What do you think is the origin of this desire?
>This is very close to my line of thinking, (I'll be reading all of that review,)
Have you read the review? What are your thoughts about it?

>> No.17316078

>>17314767
get a job and actually interact with people. Alternatively, you can hop trains and hang out with criminals like the old masters used to do; get into adventures in order to gain inspiration. If you were as detached from the world as you imply then you would find the average simpleton funny and quaint.

>> No.17316265

>>17316029
Can't really talk about those for the same reason I can't write about them, but they're nothing impressive. Just a welter of fraud and really suspicious patterns of travel, visa misuse, habitual use of pseudonyms, pretending to be from neighbouring countries to mine, absolute horror of social media as being something that could reveal my contradictions, loathing for all forms of personal ID including phone numbers, a continuous state of multiple infidelity, preference for cash and cryptocurrency over anything involving "banks," a word that I utter with the same disgust as others would reserve for "gulags," some informal buying and selling of prescription drugs, etc. Anyone with a sufficiently non-existent sense of shame could do these things.

They satisfy my desire for independence and power, especially the desire not to be known. My accent is very hard to place and this gives me indescribable pleasure.

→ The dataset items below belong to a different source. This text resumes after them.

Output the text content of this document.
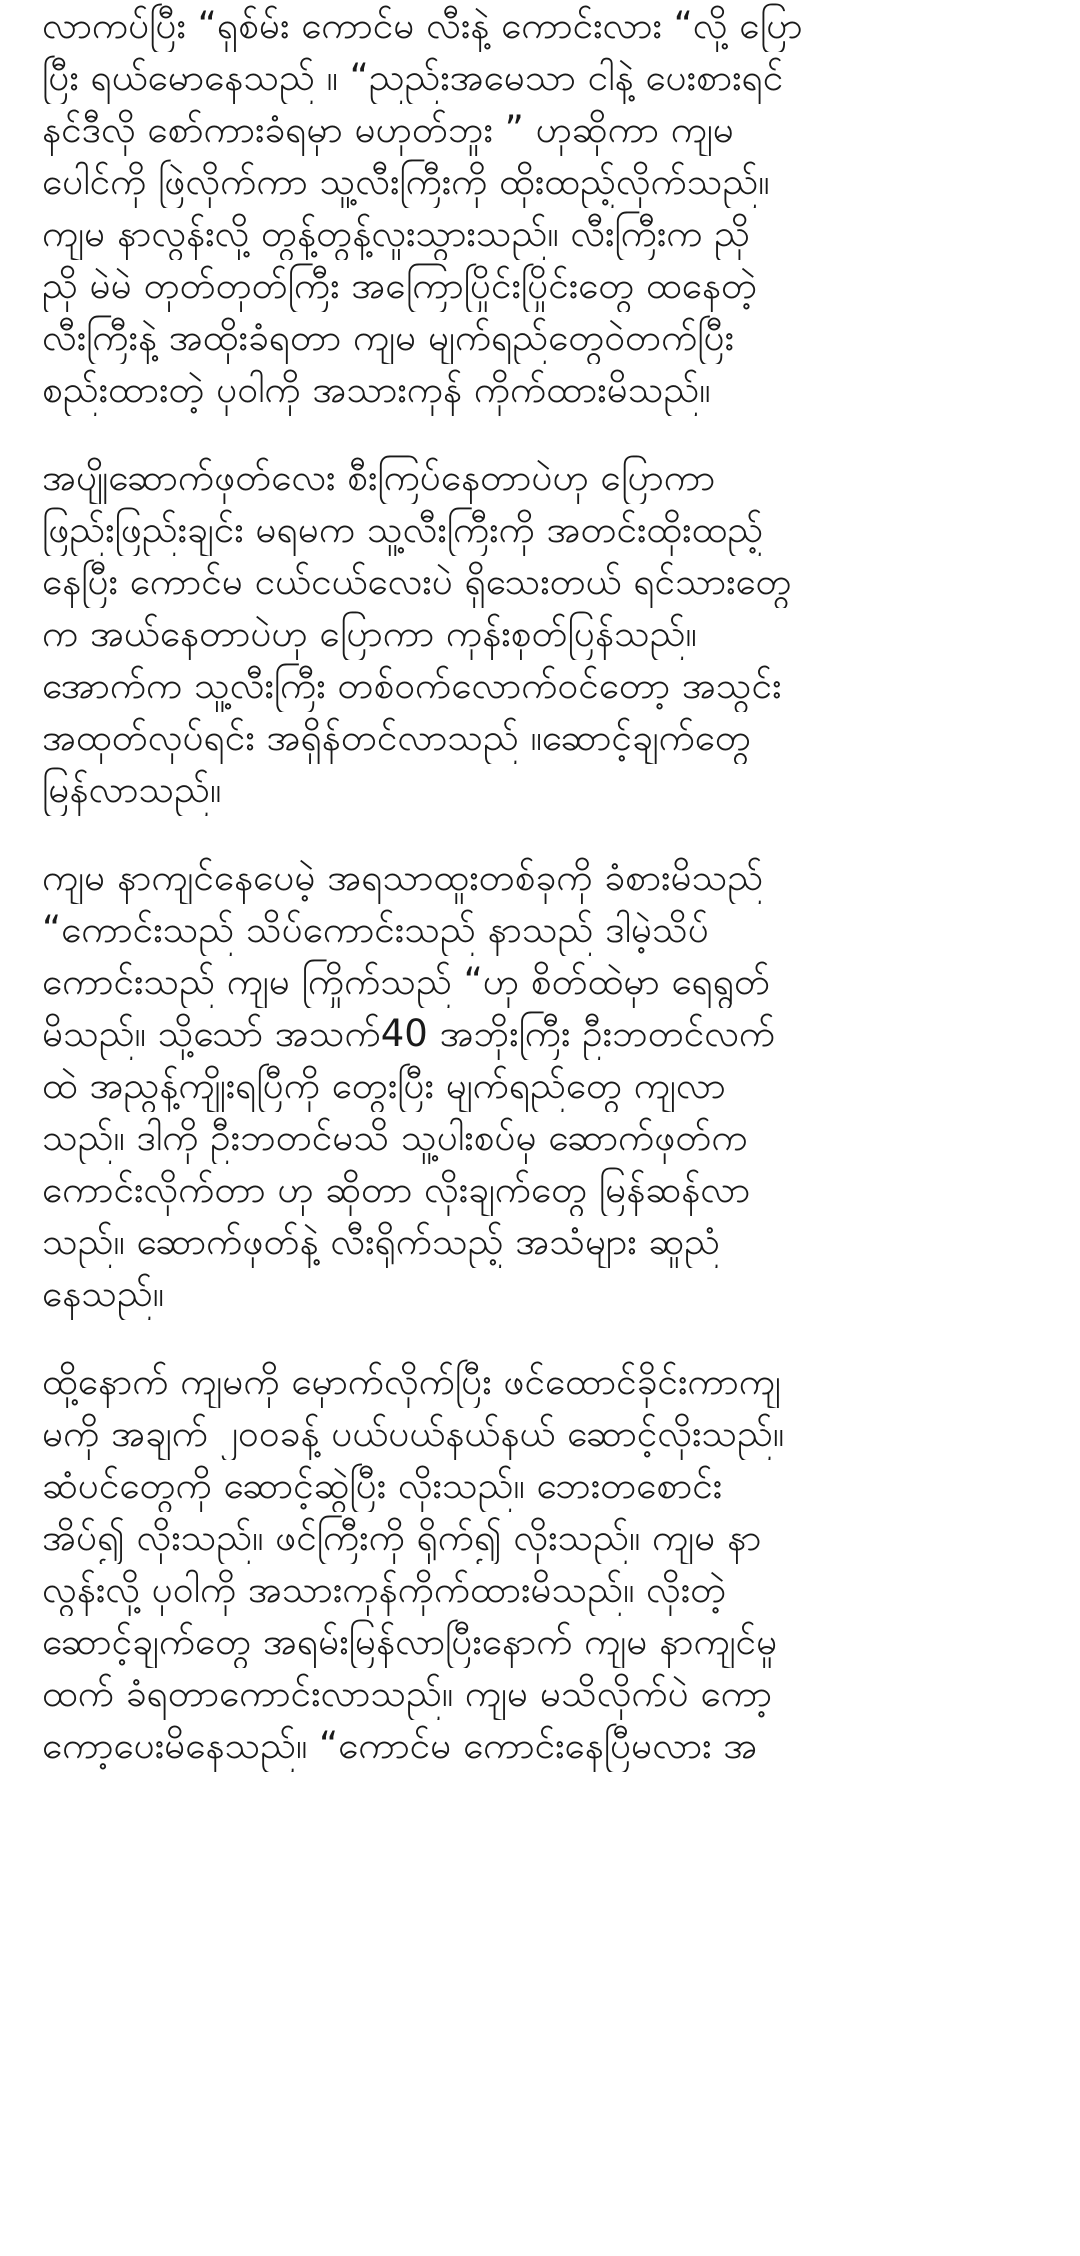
လာကပ်ပြီး “ရှစ်မ်း ကောင်မ လီးနဲ့ ကောင်းလား “လို့ ပြော
ပြီး ရယ်မောနေသည် ။ “ညည်းအမေသာ ငါနဲ့ ပေးစားရင်
နင်ဒီလို စော်ကားခံရမှာ မဟုတ်ဘူး ” ဟုဆိုကာ ကျမ
ပေါင်ကို ဖြဲလိုက်ကာ သူ့လီးကြီးကို ထိုးထည့်လိုက်သည်။
ကျမ နာလွန်းလို့ တွန့်တွန့်လူးသွားသည်။ လီးကြီးက ညို
ညို မဲမဲ တုတ်တုတ်ကြီး အကြောပြိုင်းပြိုင်းတွေ ထနေတဲ့
လီးကြီးနဲ့ အထိုးခံရတာ ကျမ မျက်ရည်တွေဝဲတက်ပြီး
စည်းထားတဲ့ ပုဝါကို အသားကုန် ကိုက်ထားမိသည်။
အပျိုဆောက်ဖုတ်လေး စီးကြပ်နေတာပဲဟု ပြောကာ
ဖြည်းဖြည်းချင်း မရမက သူ့လီးကြီးကို အတင်းထိုးထည့်
နေပြီး ကောင်မ ငယ်ငယ်လေးပဲ ရှိသေးတယ် ရင်သားတွေ
က အယ်နေတာပဲဟု ပြောကာ ကုန်းစုတ်ပြန်သည်။
အောက်က သူ့လီးကြီး တစ်ဝက်လောက်ဝင်တော့ အသွင်း
အထုတ်လုပ်ရင်း အရှိန်တင်လာသည် ။ဆောင့်ချက်တွေ
မြန်လာသည်။
ကျမ နာကျင်နေပေမဲ့ အရသာထူးတစ်ခုကို ခံစားမိသည်
“ကောင်းသည် သိပ်ကောင်းသည် နာသည် ဒါမဲ့သိပ်
ကောင်းသည် ကျမ ကြိုက်သည် “ဟု စိတ်ထဲမှာ ရေရွတ်
မိသည်။ သို့သော် အသက်40 အဘိုးကြီး ဦးဘတင်လက်
ထဲ အညွန့်ကျိုးရပြီကို တွေးပြီး မျက်ရည်တွေ ကျလာ
သည်။ ဒါကို ဦးဘတင်မသိ သူ့ပါးစပ်မှ ဆောက်ဖုတ်က
ကောင်းလိုက်တာ ဟု ဆိုတာ လိုးချက်တွေ မြန်ဆန်လာ
သည်။ ဆောက်ဖုတ်နဲ့ လီးရိုက်သည့် အသံများ ဆူညံ
နေသည်။
ထို့နောက် ကျမကို မှောက်လိုက်ပြီး ဖင်ထောင်ခိုင်းကာကျ
မကို အချက် ၂၀၀ခန့် ပယ်ပယ်နယ်နယ် ဆောင့်လိုးသည်။
ဆံပင်တွေကို ဆောင့်ဆွဲပြီး လိုးသည်။ ဘေးတစောင်း
အိပ်၍ လိုးသည်။ ဖင်ကြီးကို ရိုက်၍ လိုးသည်။ ကျမ နာ
လွန်းလို့ ပုဝါကို အသားကုန်ကိုက်ထားမိသည်။ လိုးတဲ့
ဆောင့်ချက်တွေ အရမ်းမြန်လာပြီးနောက် ကျမ နာကျင်မှု
ထက် ခံရတာကောင်းလာသည်။ ကျမ မသိလိုက်ပဲ ကော့
ကော့ပေးမိနေသည်။ “ကောင်မ ကောင်းနေပြီမလား အ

Serving myself also means serving my extended family, my cousins, and my future children, most of whom are likely to be illegitimate. Do I already have an illegitimate child in a certain country? I don't use social media, so it's kind of murky. A weird anxiety that only men can experience.

If I do well for myself, I can give my relatives a good name. But the thought of being known by my real name sets my teeth on edge.

Couldn't say where the desire for devastation comes from. Isn't a desert similar to space, futurelessness similar to eternity?

I like the review, wish it were ten times longer. He has a clear view of the Wolf.